Thursday, April 22, 2010

Dealing With Dragons, April 22

I have just reread an excellent book by Patricia C. Wrede called Calling on Dragons. Although I have already read it, I am still impressed with Wrede's very witty and clever writing style and I am always eager to "wrede" more. I've always wanted to be like the main character, Cimorene, even before I had read the book! I think this is a J-R book because I understand it, but I still can like it without thinking it is too childish.
One of the characters that definitely changed was Alianora, Cimorene's friend. At first, like when he and the other dragons' princesses came to Kazul's (the dragon that kept Cimorene) cave, she was timid. I also thought she was sort of being held back by Keredwel and Hanahh, the other two princesses.

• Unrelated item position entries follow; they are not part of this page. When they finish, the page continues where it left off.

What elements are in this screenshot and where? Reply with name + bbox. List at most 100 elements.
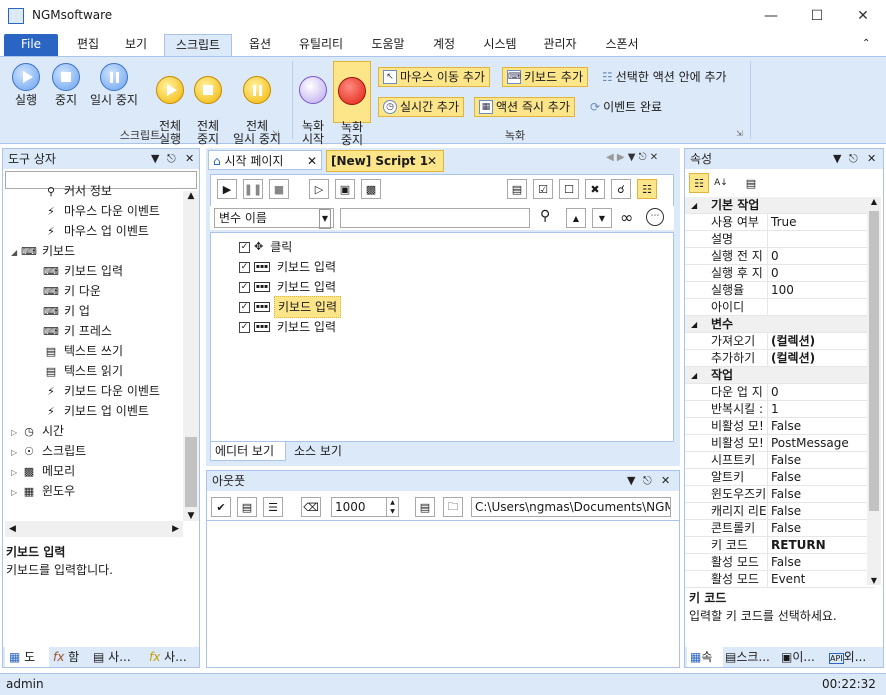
- script-line[interactable]: ✓ ✥ 클릭: [239, 237, 295, 257]
- tab-admin[interactable]: 관리자: [534, 34, 586, 56]
- image-tab[interactable]: ▣이...: [781, 647, 815, 667]
- variable-value-input[interactable]: [340, 208, 530, 228]
- step-over-button[interactable]: ▩: [361, 179, 381, 199]
- event-complete-button[interactable]: ⟳ 이벤트 완료: [586, 97, 666, 117]
- search-button[interactable]: ☌: [611, 179, 631, 199]
- property-value[interactable]: 0: [771, 384, 779, 401]
- tab-nav-icons[interactable]: ◀ ▶ ▼ ⎋ ✕: [606, 152, 658, 163]
- pause-button[interactable]: 일시 중지: [86, 63, 142, 107]
- property-row[interactable]: 시프트키 False: [685, 452, 875, 469]
- properties-scrollbar[interactable]: ▲ ▼: [867, 197, 881, 585]
- line-checkbox[interactable]: ✓: [239, 241, 250, 253]
- line-checkbox[interactable]: ✓: [239, 261, 250, 273]
- property-row[interactable]: 콘트롤키 False: [685, 520, 875, 537]
- tab-help[interactable]: 도움말: [362, 34, 414, 56]
- line-checkbox[interactable]: ✓: [239, 321, 250, 333]
- categorized-icon[interactable]: ☷: [689, 173, 709, 193]
- scroll-thumb[interactable]: [185, 437, 197, 507]
- property-row[interactable]: 반복시킬 : 1: [685, 401, 875, 418]
- check-button[interactable]: ☐: [559, 179, 579, 199]
- move-up-button[interactable]: ▲: [566, 208, 586, 228]
- stepper-arrows-icon[interactable]: ▲ ▼: [386, 498, 398, 516]
- move-down-button[interactable]: ▼: [592, 208, 612, 228]
- search-icon[interactable]: ⚲: [540, 208, 550, 224]
- functions-tab[interactable]: fx 함: [53, 647, 79, 667]
- property-value[interactable]: PostMessage: [771, 435, 849, 452]
- chart-button[interactable]: ▤: [507, 179, 527, 199]
- close-tab-icon[interactable]: ✕: [307, 151, 317, 171]
- loop-icon[interactable]: ∞: [620, 208, 633, 227]
- dropdown-icon[interactable]: ▼: [833, 149, 841, 169]
- property-category[interactable]: ◢ 기본 작업: [685, 197, 875, 214]
- property-category[interactable]: ◢ 작업: [685, 367, 875, 384]
- tab-editor-view[interactable]: 에디터 보기: [210, 442, 286, 461]
- property-row[interactable]: 알트키 False: [685, 469, 875, 486]
- property-value[interactable]: False: [771, 554, 801, 571]
- expander-icon[interactable]: ▷: [11, 463, 21, 483]
- dictionary-tab[interactable]: ▤ 사...: [93, 647, 131, 667]
- tab-options[interactable]: 옵션: [238, 34, 282, 56]
- toolbox-item[interactable]: ⚡ 마우스 다운 이벤트: [43, 201, 160, 221]
- pin-icon[interactable]: ⎋: [167, 149, 176, 169]
- user-function-tab[interactable]: fx 사...: [149, 647, 187, 667]
- tab-view[interactable]: 보기: [114, 34, 158, 56]
- script-tab[interactable]: ▤스크...: [725, 647, 770, 667]
- property-row[interactable]: 가져오기 (컬렉션): [685, 333, 875, 350]
- property-row[interactable]: 활성 모드 Event: [685, 571, 875, 588]
- editor-tab-start[interactable]: ⌂ 시작 페이지 ✕: [208, 150, 322, 170]
- toolbox-item[interactable]: ⌨ 키 프레스: [43, 321, 112, 341]
- tab-edit[interactable]: 편집: [66, 34, 110, 56]
- close-panel-icon[interactable]: ✕: [185, 149, 194, 169]
- step-into-button[interactable]: ▣: [335, 179, 355, 199]
- toolbox-item[interactable]: ⚡ 키보드 업 이벤트: [43, 401, 149, 421]
- open-folder-button[interactable]: 🗀: [443, 497, 463, 517]
- tab-source-view[interactable]: 소스 보기: [290, 442, 354, 460]
- delete-button[interactable]: ✖: [585, 179, 605, 199]
- close-panel-icon[interactable]: ✕: [867, 149, 876, 169]
- toolbox-item[interactable]: ▷ ◷ 시간: [11, 421, 64, 441]
- property-row[interactable]: 활성 모드 False: [685, 554, 875, 571]
- line-checkbox[interactable]: ✓: [239, 281, 250, 293]
- properties-tab[interactable]: ▦속: [687, 647, 723, 667]
- property-row[interactable]: 다운 업 지 0: [685, 384, 875, 401]
- collapse-icon[interactable]: ◢: [691, 197, 697, 214]
- step-button[interactable]: ▷: [309, 179, 329, 199]
- tab-utility[interactable]: 유틸리티: [288, 34, 354, 56]
- list-button[interactable]: ☰: [263, 497, 283, 517]
- record-stop-button[interactable]: 녹화 중지: [333, 61, 371, 147]
- property-value[interactable]: 1: [771, 401, 779, 418]
- add-realtime-button[interactable]: ◷ 실시간 추가: [378, 97, 465, 117]
- tab-script[interactable]: 스크립트: [164, 34, 232, 56]
- pin-icon[interactable]: ⎋: [643, 471, 652, 491]
- property-value[interactable]: False: [771, 452, 801, 469]
- add-mouse-move-button[interactable]: ↖ 마우스 이동 추가: [378, 67, 490, 87]
- stop-all-button[interactable]: 전체 중지: [190, 63, 226, 146]
- property-row[interactable]: 아이디: [685, 299, 875, 316]
- property-value[interactable]: False: [771, 503, 801, 520]
- sort-az-icon[interactable]: A↓: [711, 173, 731, 193]
- minimize-button[interactable]: —: [748, 0, 794, 32]
- new-log-button[interactable]: ▤: [237, 497, 257, 517]
- add-keyboard-button[interactable]: ⌨ 키보드 추가: [502, 67, 589, 87]
- property-row[interactable]: 윈도우즈키 False: [685, 486, 875, 503]
- close-button[interactable]: ✕: [840, 0, 886, 32]
- toolbox-item[interactable]: ⌨ 키보드 입력: [43, 261, 123, 281]
- property-row[interactable]: 실행 후 지 0: [685, 265, 875, 282]
- property-row[interactable]: 설명: [685, 231, 875, 248]
- record-group-launcher-icon[interactable]: ⇲: [736, 129, 743, 138]
- toolbox-tab[interactable]: ▦ 도: [5, 647, 49, 667]
- property-row[interactable]: 추가하기 (컬렉션): [685, 350, 875, 367]
- add-action-now-button[interactable]: ▦ 액션 즉시 추가: [474, 97, 575, 117]
- property-value[interactable]: False: [771, 418, 801, 435]
- variable-select[interactable]: 변수 이름 ▼: [214, 208, 334, 229]
- property-value[interactable]: False: [771, 469, 801, 486]
- toolbox-item[interactable]: ⌨ 키 다운: [43, 281, 101, 301]
- property-value[interactable]: False: [771, 520, 801, 537]
- toolbox-item[interactable]: ▤ 텍스트 쓰기: [43, 341, 123, 361]
- output-log[interactable]: [207, 523, 679, 667]
- more-icon[interactable]: ⋯: [646, 208, 664, 226]
- save-button[interactable]: ▤: [415, 497, 435, 517]
- check-all-button[interactable]: ☑: [533, 179, 553, 199]
- line-checkbox[interactable]: ✓: [239, 301, 250, 313]
- maximize-button[interactable]: ☐: [794, 0, 840, 32]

However, by the end she was very sure of herself, and helped stop the plot by the wizards. Cimorene changes later on in the series, but not so much now. Someone who really changed was the stone price. He seemed rather silly and didn't know what to do without orders (which I thought weird for a prince) but near the end he showed quick thinking when he melted Zemenar, and he was pretty self-confident (though stuff like that takes time), even when threatened by Antorell.

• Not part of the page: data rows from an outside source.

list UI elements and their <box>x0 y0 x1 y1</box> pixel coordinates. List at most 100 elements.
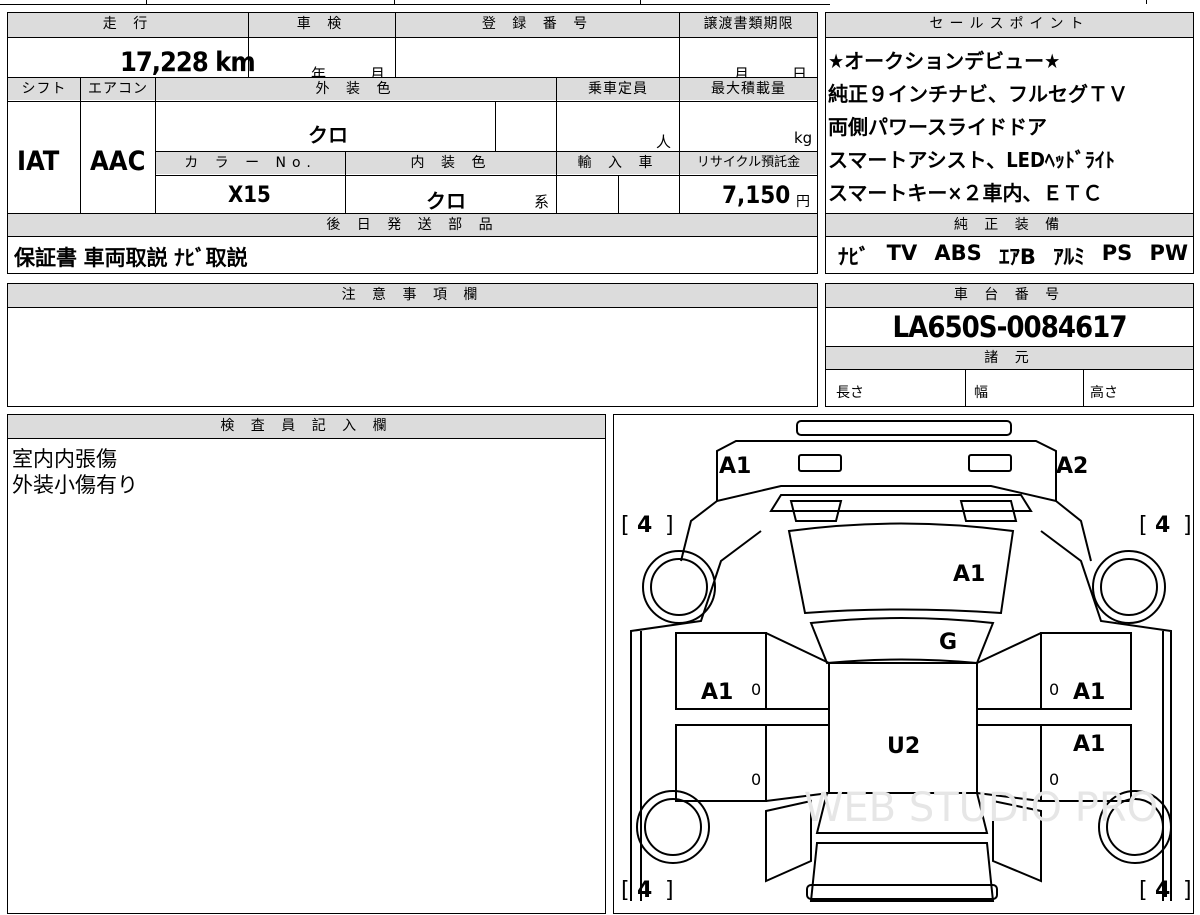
mark-right-rear-door: A1 <box>1073 732 1105 757</box>
mark-front-left: A1 <box>719 454 751 479</box>
chassis-panel: 車 台 番 号 LA650S-0084617 諸 元 長さ 幅 高さ <box>825 283 1194 407</box>
grille <box>769 494 1033 512</box>
exterior-color-header: 外 装 色 <box>156 78 556 100</box>
tire-front-right <box>1092 550 1166 624</box>
rule <box>8 307 817 308</box>
inspector-panel: 検 査 員 記 入 欄 室内内張傷 外装小傷有り <box>7 414 606 914</box>
inspector-header: 検 査 員 記 入 欄 <box>8 415 605 438</box>
right-fender <box>1040 530 1172 901</box>
mark-windshield: G <box>939 630 957 655</box>
color-no-value: X15 <box>228 183 271 208</box>
transfer-deadline-header: 譲渡書類期限 <box>680 13 817 37</box>
mark-right-front-door: A1 <box>1073 680 1105 705</box>
divider <box>394 0 395 4</box>
ac-value: AAC <box>90 146 146 177</box>
load-unit: kg <box>794 129 813 147</box>
equipment-item: ｴｱB <box>998 245 1036 269</box>
notes-panel: 注 意 事 項 欄 <box>7 283 818 407</box>
chassis-number: LA650S-0084617 <box>892 310 1128 344</box>
mark-hood: A1 <box>953 562 985 587</box>
tire-inner <box>1100 558 1158 616</box>
recycle-fee-header: リサイクル預託金 <box>680 152 817 174</box>
tire-bracket-rr: [ <box>1139 878 1148 903</box>
zero-mark: 0 <box>751 770 761 789</box>
spec-height-label: 高さ <box>1090 385 1118 401</box>
interior-suffix: 系 <box>534 193 550 211</box>
rule <box>8 37 817 38</box>
mark-left-front-door: A1 <box>701 680 733 705</box>
tire-bracket-rl: [ <box>621 878 630 903</box>
sales-line-1: ★オークションデビュー★ <box>828 49 1061 73</box>
later-parts-value: 保証書 車両取説 ﾅﾋﾞ取説 <box>14 246 248 270</box>
interior-color-header: 内 装 色 <box>346 152 556 174</box>
tire-tread-rr: 4 <box>1155 878 1170 903</box>
rule <box>80 77 81 213</box>
import-header: 輸 入 車 <box>557 152 679 174</box>
tire-inner <box>650 558 708 616</box>
chassis-header: 車 台 番 号 <box>826 284 1193 307</box>
tire-inner <box>644 798 702 856</box>
mileage-header: 走 行 <box>8 13 248 37</box>
tire-tread-rl: 4 <box>637 878 652 903</box>
divider <box>640 0 641 4</box>
equipment-item: ﾅﾋﾞ <box>838 245 870 269</box>
vehicle-info-table: 走 行 車 検 登 録 番 号 譲渡書類期限 17,228 km 年 月 月 日… <box>7 12 818 274</box>
tire-bracket-fl: [ <box>621 513 630 538</box>
headlight-right <box>968 454 1012 472</box>
divider <box>1146 0 1147 4</box>
rule <box>826 307 1193 308</box>
rule <box>556 77 557 213</box>
color-no-header: カ ラ ー No. <box>156 152 345 174</box>
equipment-item: TV <box>886 241 918 265</box>
top-edge-line <box>0 4 830 5</box>
rule <box>8 438 605 439</box>
capacity-unit: 人 <box>656 133 672 151</box>
rule <box>8 101 817 102</box>
max-load-header: 最大積載量 <box>680 78 817 100</box>
left-rear-door <box>675 724 767 802</box>
interior-color-value: クロ <box>426 189 466 213</box>
tire-bracket-fr: ] <box>1183 513 1192 538</box>
ac-header: エアコン <box>81 78 155 100</box>
tire-tread-fl: 4 <box>637 513 652 538</box>
tire-bracket-fl: ] <box>665 513 674 538</box>
rear-hatch <box>809 842 995 902</box>
tire-tread-fr: 4 <box>1155 513 1170 538</box>
rear-bumper <box>806 884 998 900</box>
registration-header: 登 録 番 号 <box>396 13 679 37</box>
sales-point-header: セールスポイント <box>826 13 1193 37</box>
sales-line-4: スマートアシスト、LEDﾍｯﾄﾞﾗｲﾄ <box>828 148 1115 172</box>
spec-length-label: 長さ <box>836 385 864 401</box>
zero-mark: 0 <box>751 680 761 699</box>
headlight-left <box>798 454 842 472</box>
rule <box>826 37 1193 38</box>
rule <box>155 77 156 213</box>
equipment-item: PW <box>1149 241 1188 265</box>
shaken-header: 車 検 <box>249 13 395 37</box>
rule <box>826 236 1193 237</box>
rule <box>679 77 680 213</box>
rule <box>965 369 966 406</box>
rule <box>8 236 817 237</box>
equipment-header: 純 正 装 備 <box>826 214 1193 236</box>
damage-diagram-panel: WEB STUDIO PRO [ ] [ ] [ ] [ ] 4 4 4 4 A… <box>613 414 1194 914</box>
front-bumper <box>796 420 1012 436</box>
inspector-note-2: 外装小傷有り <box>12 473 138 497</box>
tire-bracket-fr: [ <box>1139 513 1148 538</box>
roof <box>828 662 978 794</box>
sales-line-5: スマートキー×２車内、ＥＴＣ <box>828 181 1103 205</box>
sales-point-panel: セールスポイント ★オークションデビュー★ 純正９インチナビ、フルセグＴＶ 両側… <box>825 12 1194 274</box>
rule <box>155 175 817 176</box>
sales-line-2: 純正９インチナビ、フルセグＴＶ <box>828 82 1128 106</box>
recycle-fee-unit: 円 <box>796 194 810 210</box>
car-diagram: WEB STUDIO PRO [ ] [ ] [ ] [ ] 4 4 4 4 A… <box>621 420 1192 903</box>
mark-front-right: A2 <box>1056 454 1088 479</box>
shift-value: IAT <box>17 146 60 177</box>
rule <box>395 13 396 77</box>
notes-header: 注 意 事 項 欄 <box>8 284 817 307</box>
zero-mark: 0 <box>1049 770 1059 789</box>
spec-width-label: 幅 <box>974 385 988 401</box>
equipment-list: ﾅﾋﾞ TV ABS ｴｱB ｱﾙﾐ PS PW <box>838 241 1188 271</box>
mark-roof: U2 <box>887 734 920 759</box>
left-pillars <box>765 632 830 802</box>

I liked how the resolution was solved, with Woraug the traitor turned into a frog and the wizards melted but not defeated and everyone living happily ever after. There isn't much I would like to change about the book; it's just too good, but I thought that the court philosopher claiming magic was trickery and smoke and mirrors and the like, given the fact the kingdom was on the edge of an enchanted forest, but I guess some people are like that.
I think the author's message is that rocking the boat is sometimes good.